Cuando cortó seguí pensando en su tono de voz. Sabía que le gustaba
tomarse unos whiskys cada tanto y se me ocurrió que habría cambiado el
cigarrillo por el alcohol. *
* * Sergio
era un tipo muy especial. De unos treinta y cinco años frente a los
veinte míos, nuestra amistad se había iniciado en un taller literario,
unidos por la maldita/bendita escritura. En ese tiempo yo apenas empezaba
a pulir mis primeras cosas y veía a mi amigo como a una especie de
maestro o gurú, un tipo con el que podía pasarme media hora discutiendo
sobre el uso propio o impropio de una metáfora, o una tarde entera
fumando marihuana en compañía de sus amigos, también mayores que yo.

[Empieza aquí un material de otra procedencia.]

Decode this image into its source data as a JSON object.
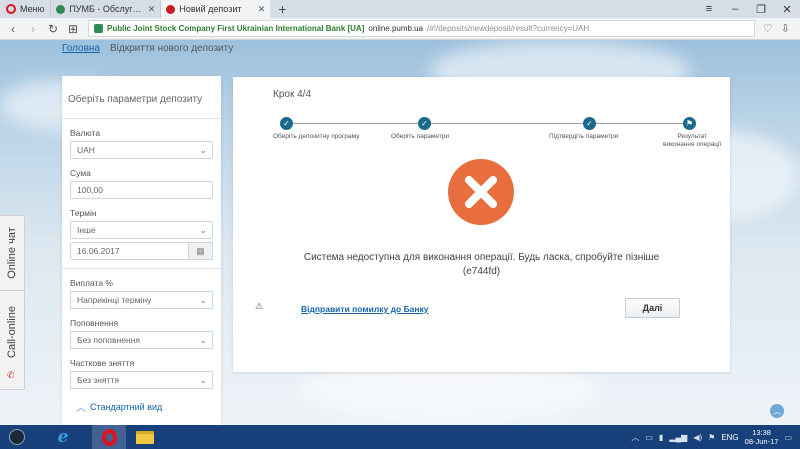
{
  "browser": {
    "menu_label": "Меню",
    "tabs": [
      {
        "title": "ПУМБ - Обслуговування",
        "favicon": "green",
        "active": false
      },
      {
        "title": "Новий депозит",
        "favicon": "red",
        "active": true
      }
    ],
    "new_tab": "+",
    "address": {
      "certificate": "Public Joint Stock Company First Ukrainian International Bank [UA]",
      "domain": "online.pumb.ua",
      "path": "/#!/deposits/newdeposit/result?currency=UAH"
    }
  },
  "breadcrumb": {
    "home": "Головна",
    "current": "Відкриття нового депозиту"
  },
  "params": {
    "title": "Оберіть параметри депозиту",
    "currency_label": "Валюта",
    "currency_value": "UAH",
    "amount_label": "Сума",
    "amount_value": "100,00",
    "term_label": "Термін",
    "term_value": "Інше",
    "date_value": "16.06.2017",
    "payout_label": "Виплата %",
    "payout_value": "Наприкінці терміну",
    "topup_label": "Поповнення",
    "topup_value": "Без поповнення",
    "withdraw_label": "Часткове зняття",
    "withdraw_value": "Без зняття",
    "standard_view": "Стандартний вид"
  },
  "side_tabs": {
    "chat": "Online чат",
    "call": "Call-online"
  },
  "wizard": {
    "step_label": "Крок 4/4",
    "steps": [
      "Оберіть депозитну програму",
      "Оберіть параметри",
      "Підтвердіть параметри",
      "Результат\nвиконання операції"
    ],
    "error_message": "Система недоступна для виконання операції. Будь ласка, спробуйте пізніше",
    "error_code": "(e744fd)",
    "report_link": "Відправити помилку до Банку",
    "next_button": "Далі"
  },
  "taskbar": {
    "language": "ENG",
    "time": "13:38",
    "date": "08-Jun-17"
  },
  "colors": {
    "accent": "#1b6a8d",
    "error": "#e86d3f",
    "link": "#1565a8"
  }
}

Recuerdo con una sonrisa las primeras veces que me aparecí por su casa.
Era muy gracioso ver a un tipo como él, bajo, gordito, con bigote y
lentes, sentado con otros tipos y riéndose a más no poder mientras
jugaban a las cartas, chupaban cerveza y fumaban cigarrillos y marihuana.
Cuando Yolanda volvía de trabajar, se convertían rápidamente en gente
silenciosa y tranquila, o simplemente se iban. A
ellos, sus amigos, no los conocía demasiado, aunque desde el principio
noté algo raro respecto a la relación de estos personajes con la madre
de Sergio. Al margen de su innegable esfuerzo por comportarse como una
buena anfitriona, proveyéndolos de comida y hasta a veces algo de tomar,
los miraba siempre con una especie de resentimiento, algo que yo ignoraba
pero que seguramente debía venir de lejos, de la época del exilio en México
durante la dictadura. Por supuesto ellos la trataban con respeto, claro,
pero aún mientras sonreían inocentes como recién nacidos, también la
miraban con desconfianza. Con
el tiempo me enteré –alguna tarde en que habían fumado hasta el límite
de las confesiones–, que durante la adolescencia azteca se pasaban el día
entero borrachos y fumados, y más de una vez Yolanda los había corrido a
escobazos. “Una
vez, che ¿cómo te llamabas? Ah, sí, Alfonso... Una vez, Alfonso, nos
habíamos subido a la terraza y estábamos tranquilos, fumando un fasito,
disfrutando de la vista, cuando de repente siento unos pasos atrás mío.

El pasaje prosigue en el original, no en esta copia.